Use this article as a reference sheet for JavaScript variables, data types, and mathematical operators.

  • Variables — The var keyword indicates the creation of a variable.
  • Data Types — 'New York City' is a string, 40.7 is a number, and true is a boolean.
  • Mathematical Operators — The addition (+), subtraction (-), multiplication (*), and division (/) characters function as mathematical operators.
var location = 'New York City'; var latitude = 40.7; var inNorthernHemisphere = true;

Each line in the example above begins with the keyword var. The var keyword is used to create a variable. The word that immediately follows var is the name of the variable.

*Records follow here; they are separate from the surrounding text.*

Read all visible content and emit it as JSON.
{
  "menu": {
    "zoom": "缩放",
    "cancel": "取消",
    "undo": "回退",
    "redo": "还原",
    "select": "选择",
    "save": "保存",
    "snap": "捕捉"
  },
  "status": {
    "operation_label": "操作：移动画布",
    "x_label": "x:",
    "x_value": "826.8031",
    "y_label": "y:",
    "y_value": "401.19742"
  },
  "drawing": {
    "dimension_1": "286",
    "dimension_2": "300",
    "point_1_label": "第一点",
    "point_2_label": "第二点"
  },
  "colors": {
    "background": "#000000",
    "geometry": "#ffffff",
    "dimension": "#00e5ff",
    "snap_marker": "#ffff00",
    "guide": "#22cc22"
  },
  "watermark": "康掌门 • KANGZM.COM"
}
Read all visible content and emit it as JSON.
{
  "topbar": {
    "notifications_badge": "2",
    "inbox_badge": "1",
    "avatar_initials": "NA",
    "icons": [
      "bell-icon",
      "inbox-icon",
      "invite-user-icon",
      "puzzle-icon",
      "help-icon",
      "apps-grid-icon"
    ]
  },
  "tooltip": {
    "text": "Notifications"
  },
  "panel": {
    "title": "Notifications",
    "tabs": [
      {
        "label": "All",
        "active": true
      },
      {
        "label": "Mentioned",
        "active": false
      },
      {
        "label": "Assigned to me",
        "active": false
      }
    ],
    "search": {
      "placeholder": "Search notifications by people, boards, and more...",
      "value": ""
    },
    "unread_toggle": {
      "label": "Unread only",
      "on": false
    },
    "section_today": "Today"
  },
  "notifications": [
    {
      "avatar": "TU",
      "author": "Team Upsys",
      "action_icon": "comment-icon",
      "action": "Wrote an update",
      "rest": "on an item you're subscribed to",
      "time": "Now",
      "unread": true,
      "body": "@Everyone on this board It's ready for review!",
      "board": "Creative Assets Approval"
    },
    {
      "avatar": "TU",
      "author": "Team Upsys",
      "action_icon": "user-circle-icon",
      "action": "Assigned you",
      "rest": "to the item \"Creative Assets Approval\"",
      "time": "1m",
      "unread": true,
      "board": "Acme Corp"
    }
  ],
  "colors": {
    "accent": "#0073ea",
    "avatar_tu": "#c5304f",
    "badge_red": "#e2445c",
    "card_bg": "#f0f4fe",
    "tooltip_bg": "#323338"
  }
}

The variable's name should describe the value that it stores (e.g. location).

Variables can store any data type, including:

  • String — Any grouping of keyboard characters (letters, spaces, numbers, or symbols) surrounded by single quotes ('Hello') or double quotes ("World!"). In the example above, the string 'New York City' is saved to the variable location.
  • Number — Any number, including numbers with decimals: 4, 1516, .002, 23.42. In the example above, the number 40.7 is saved to the variable latitude.
  • Boolean — Either true or false, with no quotations. In the example above, the variable inNorthernHemisphere is set to true. The sample code below contains examples of mathematical expressions:
var num1 = 4; var num2 = 9; var addNumbers = num1 + num2; // addNumbers equals 13 var subtractNumbers = num2 - num1; // subtractNumbers equals 5 var multiplyNumbers = num1 * num2; // multiplyNumbers equals 36 var divideNumbers = num2 / num1; // divideNumbers equals 2.25

In the example above, the values saved to the variables were calculated using the addition (+), subtraction (-), multiplication (*), and division (/) operators.

Variables always store the final value of the expression on the right side of the equals sign (=).